We use mpiexec to run locally. Clusters/supercomputers often have different job launching programs (such as srun or mpirun).

! mpiexec -n 2 ./mpi-demo

--------------------------------------------------------------------------
mpiexec was unable to launch the specified application as it could not access
or execute an executable:

Executable: ./mpi-demo
Node: ThinkHard

while attempting to start process rank 0.
--------------------------------------------------------------------------
2 total processes failed to start

In MPI terminology, ranks is the same as processes
We can run more MPI processes than cores (or hardware threads), but you might need to use the --oversubscribe option because oversubscription is usually expensive.

! mpiexec -n 6 --oversubscribe ./mpi-demo

--------------------------------------------------------------------------
mpiexec was unable to launch the specified application as it could not access
or execute an executable:

Executable: ./mpi-demo
Node: ThinkHard

while attempting to start process rank 0.
--------------------------------------------------------------------------
6 total processes failed to start

You can use OpenMP within ranks of MPI (but use MPI_Init_thread() in your program)
Everything is private by default

Advice from Bill Gropp:#

You want to think about how you decompose your data structures, how you think about them globally. […] If you were building a house, you’d start with a set of blueprints that give you a picture of what the whole house looks like.

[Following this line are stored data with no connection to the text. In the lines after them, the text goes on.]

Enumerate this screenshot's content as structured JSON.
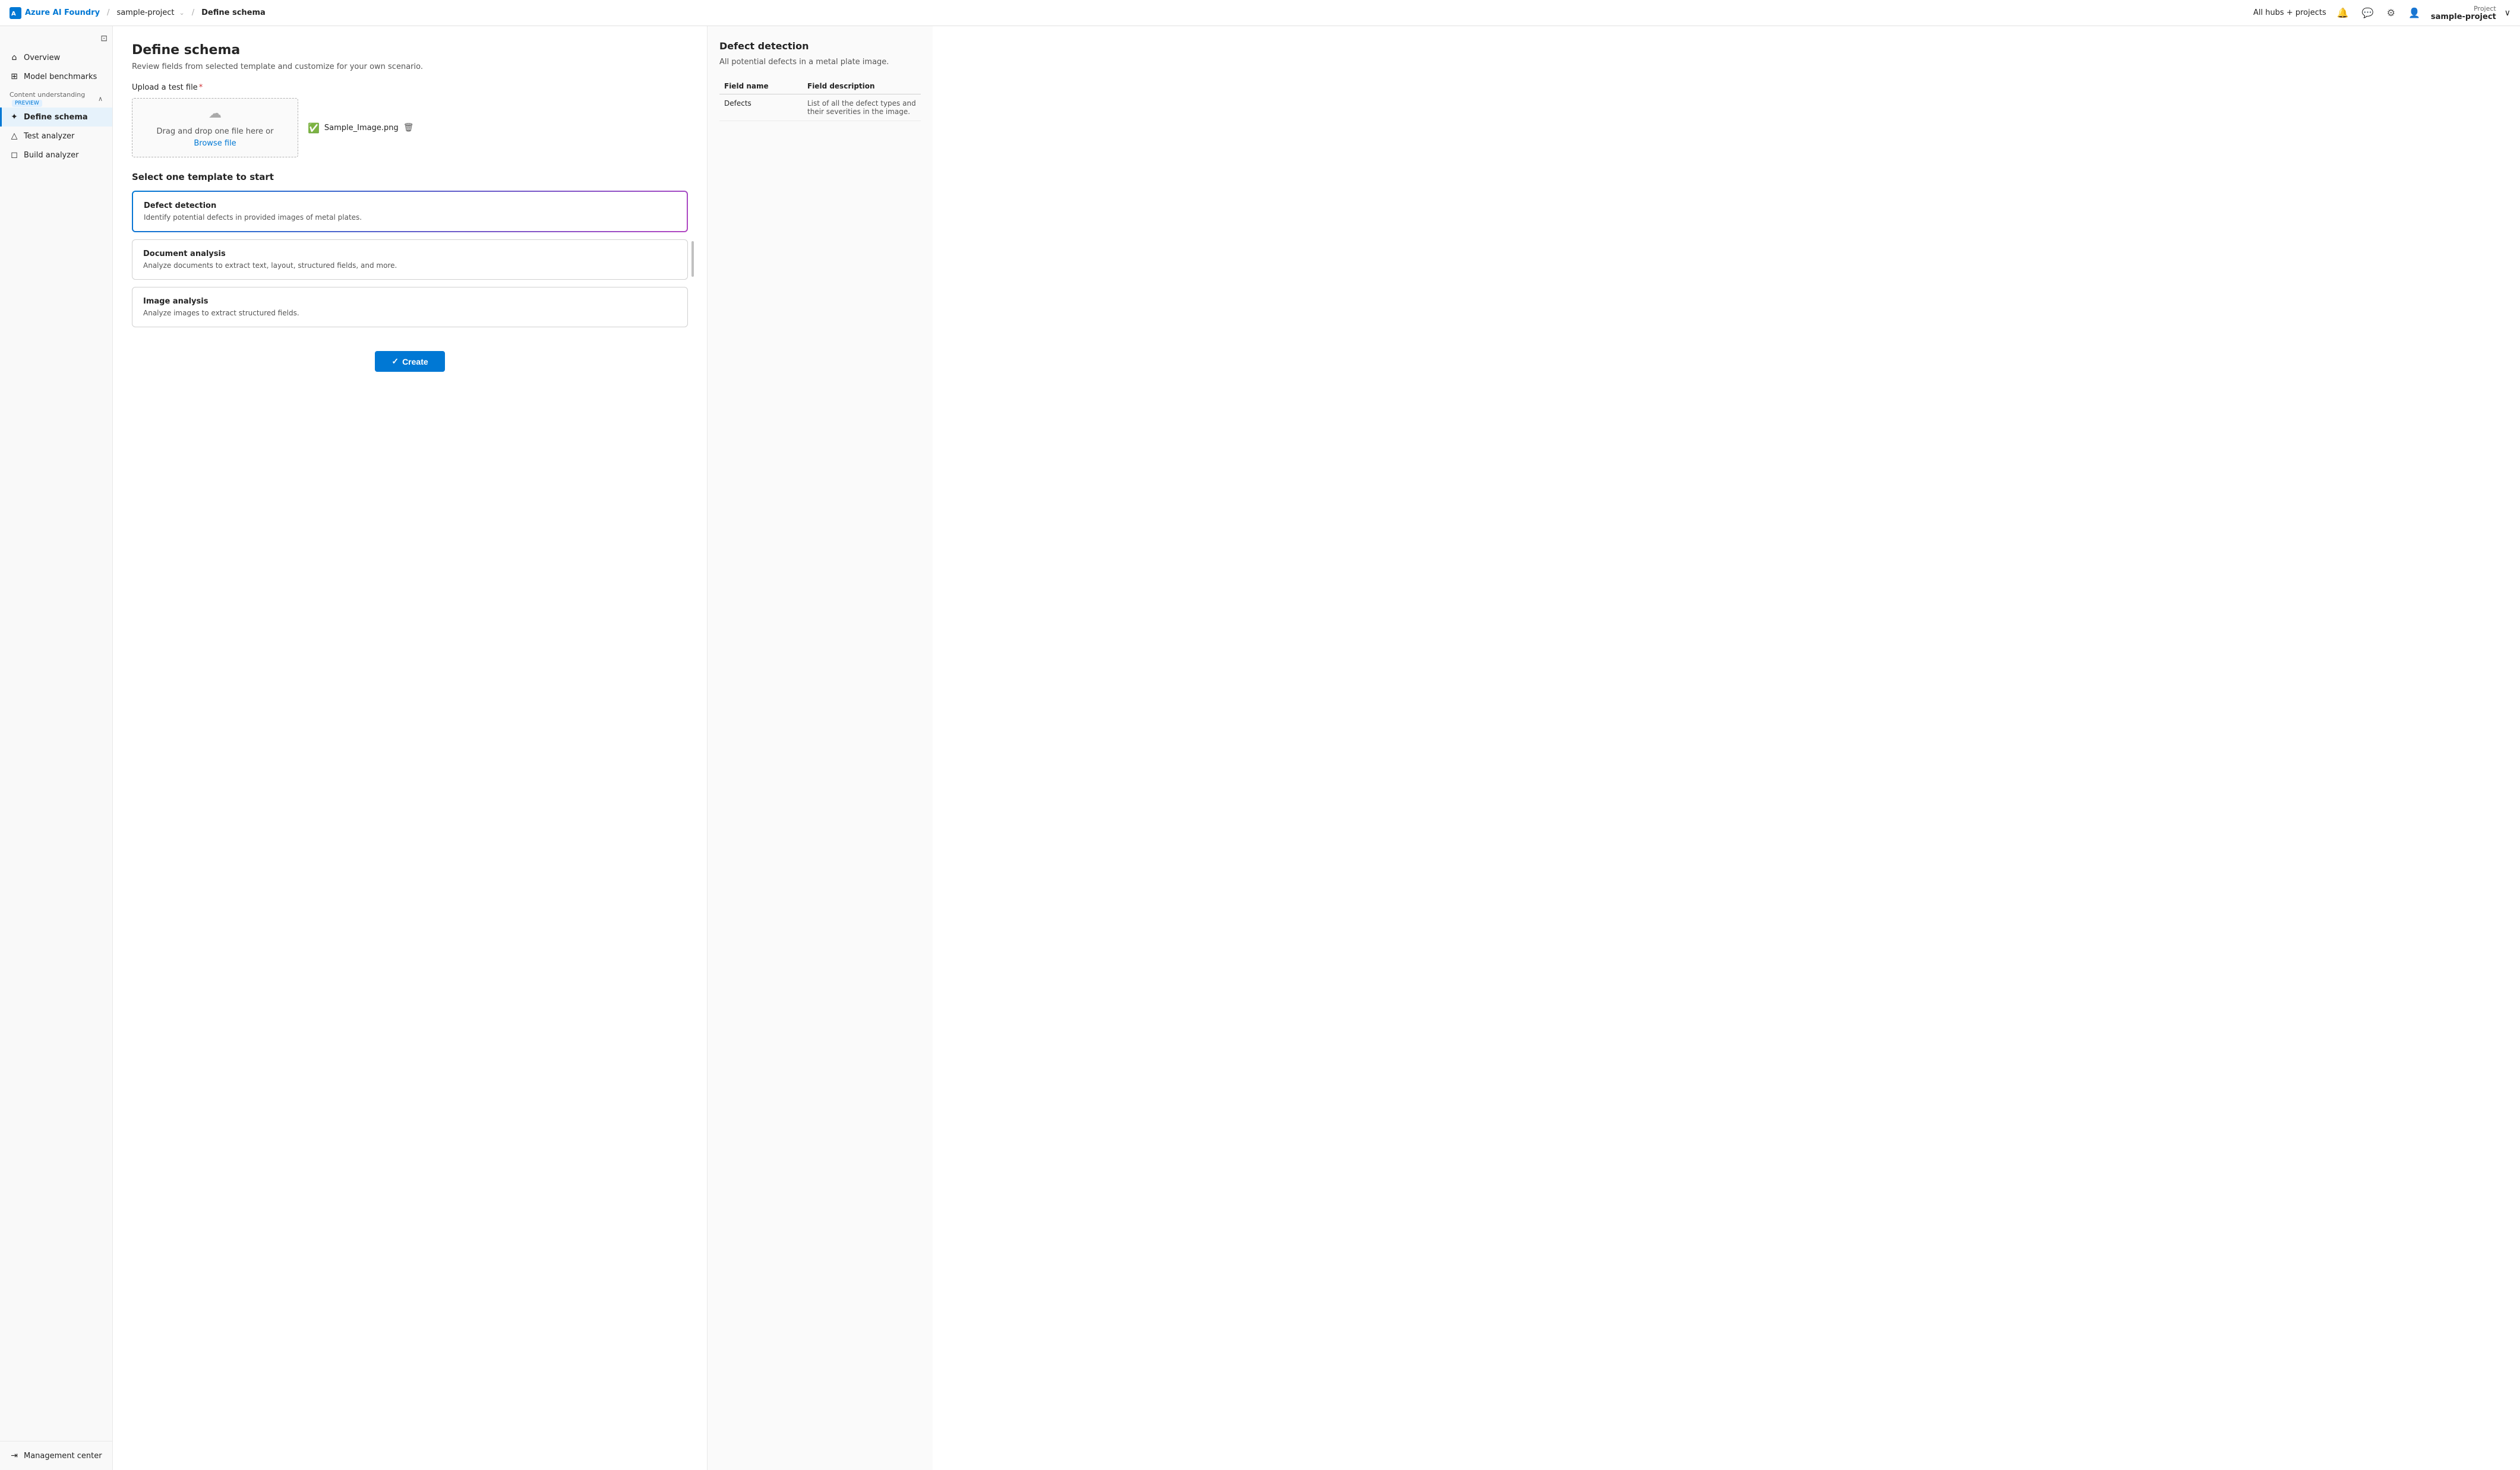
{
  "topnav": {
    "brand": "Azure AI Foundry",
    "sep1": "/",
    "project_link": "sample-project",
    "sep2": "/",
    "current_page": "Define schema",
    "hubs_label": "All hubs + projects",
    "project_section": {
      "label": "Project",
      "name": "sample-project"
    }
  },
  "sidebar": {
    "toggle_icon": "⊡",
    "nav_items": [
      {
        "id": "overview",
        "label": "Overview",
        "icon": "⌂"
      },
      {
        "id": "model-benchmarks",
        "label": "Model benchmarks",
        "icon": "⊞"
      }
    ],
    "section": {
      "label": "Content understanding",
      "badge": "PREVIEW",
      "chevron": "∧"
    },
    "section_items": [
      {
        "id": "define-schema",
        "label": "Define schema",
        "icon": "✦",
        "active": true
      },
      {
        "id": "test-analyzer",
        "label": "Test analyzer",
        "icon": "⬡"
      },
      {
        "id": "build-analyzer",
        "label": "Build analyzer",
        "icon": "⬡"
      }
    ],
    "bottom_item": {
      "id": "management-center",
      "label": "Management center",
      "icon": "→"
    }
  },
  "page": {
    "title": "Define schema",
    "subtitle": "Review fields from selected template and customize for your own scenario.",
    "upload_section": {
      "label": "Upload a test file",
      "required": true,
      "dropzone_line1": "Drag and drop one file here or",
      "dropzone_line2": "Browse file",
      "uploaded_file": "Sample_Image.png"
    },
    "templates_section": {
      "title": "Select one template to start",
      "templates": [
        {
          "id": "defect-detection",
          "title": "Defect detection",
          "description": "Identify potential defects in provided images of metal plates.",
          "selected": true
        },
        {
          "id": "document-analysis",
          "title": "Document analysis",
          "description": "Analyze documents to extract text, layout, structured fields, and more.",
          "selected": false
        },
        {
          "id": "image-analysis",
          "title": "Image analysis",
          "description": "Analyze images to extract structured fields.",
          "selected": false
        }
      ]
    },
    "create_button": "Create"
  },
  "right_panel": {
    "title": "Defect detection",
    "description": "All potential defects in a metal plate image.",
    "table": {
      "headers": [
        "Field name",
        "Field description"
      ],
      "rows": [
        {
          "field_name": "Defects",
          "field_description": "List of all the defect types and their severities in the image."
        }
      ]
    }
  }
}
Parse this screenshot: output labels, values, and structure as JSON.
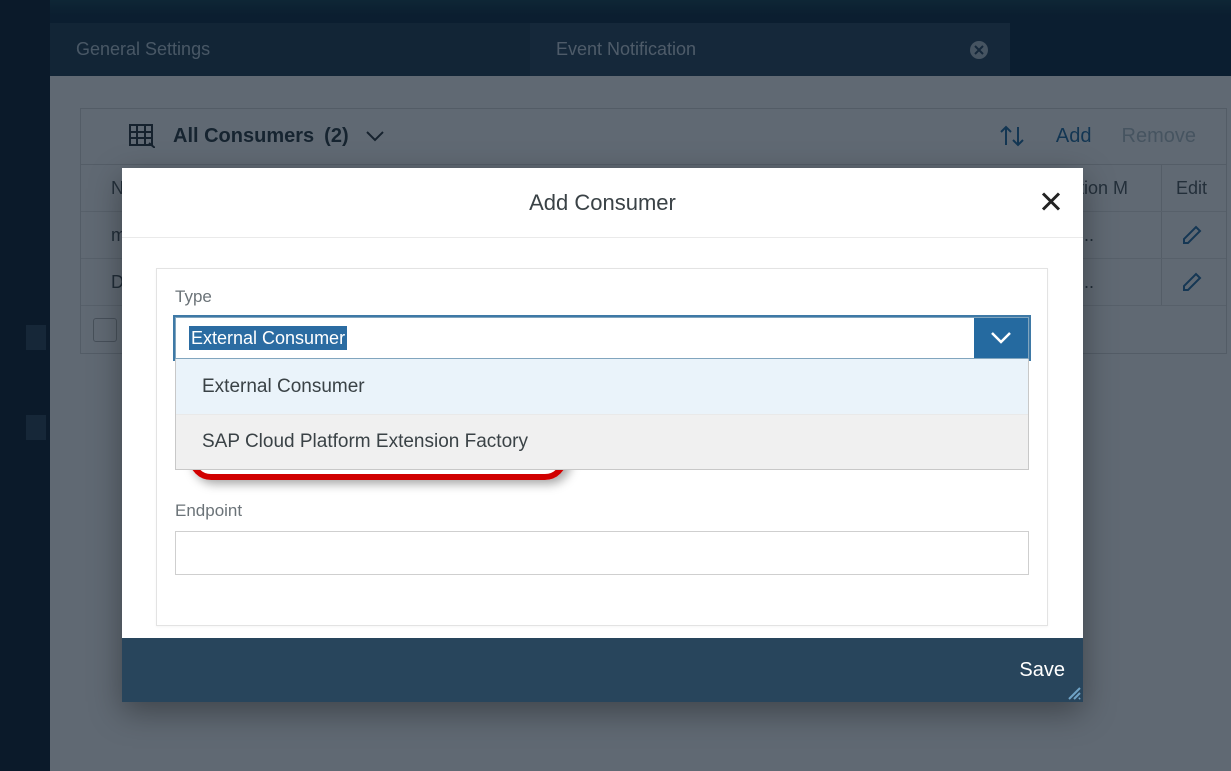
{
  "tabs": {
    "general": "General Settings",
    "event": "Event Notification"
  },
  "consumers_header": {
    "title": "All Consumers",
    "count": "(2)"
  },
  "actions": {
    "add": "Add",
    "remove": "Remove"
  },
  "columns": {
    "name": "Na",
    "auth": "ntication M",
    "edit": "Edit"
  },
  "rows": [
    {
      "name": "my",
      "auth": "lient ..."
    },
    {
      "name": "De",
      "auth": "lient ..."
    }
  ],
  "modal": {
    "title": "Add Consumer",
    "type_label": "Type",
    "type_value": "External Consumer",
    "options": [
      "External Consumer",
      "SAP Cloud Platform Extension Factory"
    ],
    "endpoint_label": "Endpoint",
    "endpoint_value": "",
    "save": "Save"
  }
}
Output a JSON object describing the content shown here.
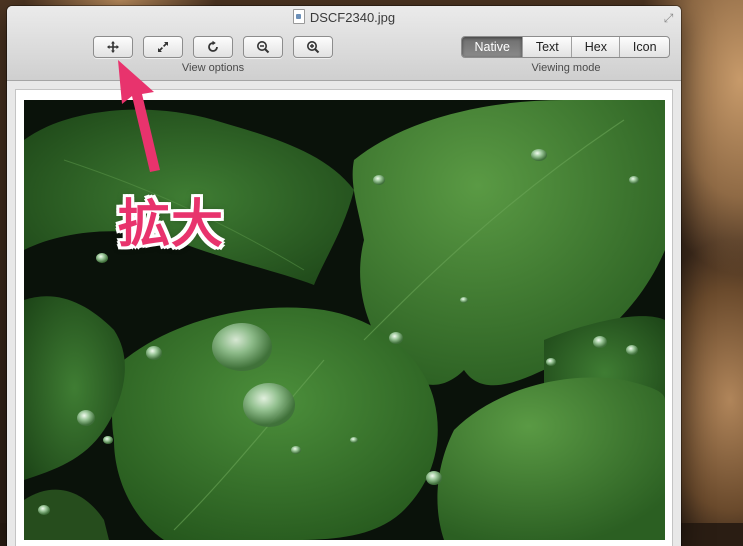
{
  "window": {
    "title": "DSCF2340.jpg"
  },
  "toolbar": {
    "buttons": [
      {
        "icon": "move-arrows-icon"
      },
      {
        "icon": "expand-icon"
      },
      {
        "icon": "rotate-icon"
      },
      {
        "icon": "zoom-out-icon"
      },
      {
        "icon": "zoom-in-icon"
      }
    ],
    "view_options_label": "View options",
    "viewing_mode_label": "Viewing mode",
    "modes": [
      "Native",
      "Text",
      "Hex",
      "Icon"
    ],
    "active_mode": "Native"
  },
  "annotation": {
    "text": "拡大",
    "color": "#e8336d"
  },
  "photo": {
    "subject": "green leaves with water droplets"
  }
}
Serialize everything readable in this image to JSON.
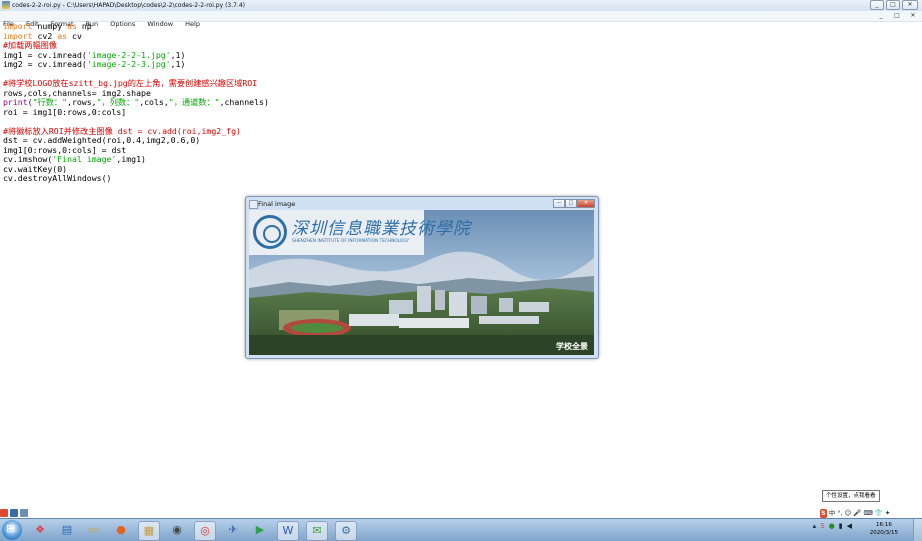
{
  "window": {
    "title": "codes-2-2-roi.py - C:\\Users\\HAPAD\\Desktop\\codes\\2-2\\codes-2-2-roi.py (3.7.4)",
    "controls": [
      "_",
      "□",
      "✕"
    ]
  },
  "menu": [
    "File",
    "Edit",
    "Format",
    "Run",
    "Options",
    "Window",
    "Help"
  ],
  "menu_controls": [
    "_",
    "□",
    "✕"
  ],
  "code": {
    "l1a": "import",
    "l1b": " numpy ",
    "l1c": "as",
    "l1d": " np",
    "l2a": "import",
    "l2b": " cv2 ",
    "l2c": "as",
    "l2d": " cv",
    "l3": "#加载两幅图像",
    "l4a": "img1 = cv.imread(",
    "l4b": "'image-2-2-1.jpg'",
    "l4c": ",1)",
    "l5a": "img2 = cv.imread(",
    "l5b": "'image-2-2-3.jpg'",
    "l5c": ",1)",
    "l7": "#将学校LOGO放在szitt_bg.jpg的左上角，需要创建感兴趣区域ROI",
    "l8": "rows,cols,channels= img2.shape",
    "l9a": "print",
    "l9b": "(",
    "l9c": "\"行数：\"",
    "l9d": ",rows,",
    "l9e": "\"，列数：\"",
    "l9f": ",cols,",
    "l9g": "\"，通道数：\"",
    "l9h": ",channels)",
    "l10": "roi = img1[0:rows,0:cols]",
    "l12": "#将徽标放入ROI并修改主图像 dst = cv.add(roi,img2_fg)",
    "l13": "dst = cv.addWeighted(roi,0.4,img2,0.6,0)",
    "l14": "img1[0:rows,0:cols] = dst",
    "l15a": "cv.imshow(",
    "l15b": "'Final image'",
    "l15c": ",img1)",
    "l16": "cv.waitKey(0)",
    "l17": "cv.destroyAllWindows()"
  },
  "popup": {
    "title": "Final image",
    "controls": [
      "—",
      "□",
      "✕"
    ],
    "logo_cn": "深圳信息職業技術學院",
    "logo_en": "SHENZHEN INSTITUTE OF INFORMATION TECHNOLOGY",
    "caption": "学校全景"
  },
  "tooltip": "个性设置，点我看看",
  "taskbar": {
    "apps": [
      "file-manager-icon",
      "media-player-icon",
      "firefox-icon",
      "folder-icon",
      "video-player-icon",
      "chrome-icon",
      "feather-icon",
      "play-icon",
      "wps-icon",
      "wechat-icon",
      "python-idle-icon"
    ],
    "time": "16:16",
    "date": "2020/3/15"
  },
  "ime": [
    "S",
    "中",
    "°,",
    "☺",
    "🎤",
    "⌨",
    "👕",
    "✦"
  ]
}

You wouldn’t start with a bunch of tiles and say. “Well I’ll put this tile down on the ground, and then I’ll find a tile to go next to it.” But all too many people try to build their parallel programs by creating the smallest possible tiles and then trying to have the structure of their code emerge from the chaos of all these little pieces. You have to have an organizing principle if you’re going to survive making your code parallel.

2.1 Communicators#

MPI_COMM_WORLD contains all ranks in the mpiexec. Those ranks may be on different nodes, even in different parts of the world.
MPI_COMM_SELF contains only one rank
Can create new communicators from existing ones

int MPI_Comm_dup(MPI_Comm comm, MPI_Comm *newcomm); // To duplicate
int MPI_Comm_split(MPI_Comm comm, int color, int key, MPI_Comm *newcomm); // can split based on colors and keys
int MPI_Comm_create(MPI_Comm comm, MPI_Group group, MPI_Comm *newcomm); // Creates a new communicator

Can spawn new processes (but not supported on all machines)

int MPI_Comm_spawn(const char *command, char *argv[], int maxprocs,
            MPI_Info info, int root, MPI_Comm comm,
            MPI_Comm *intercomm, int array_of_errcodes[]);

Can attach attributes to communicators (useful for library composition)

Collective operations#

MPI has a rich set of collective operations scoped by communicator, including the following.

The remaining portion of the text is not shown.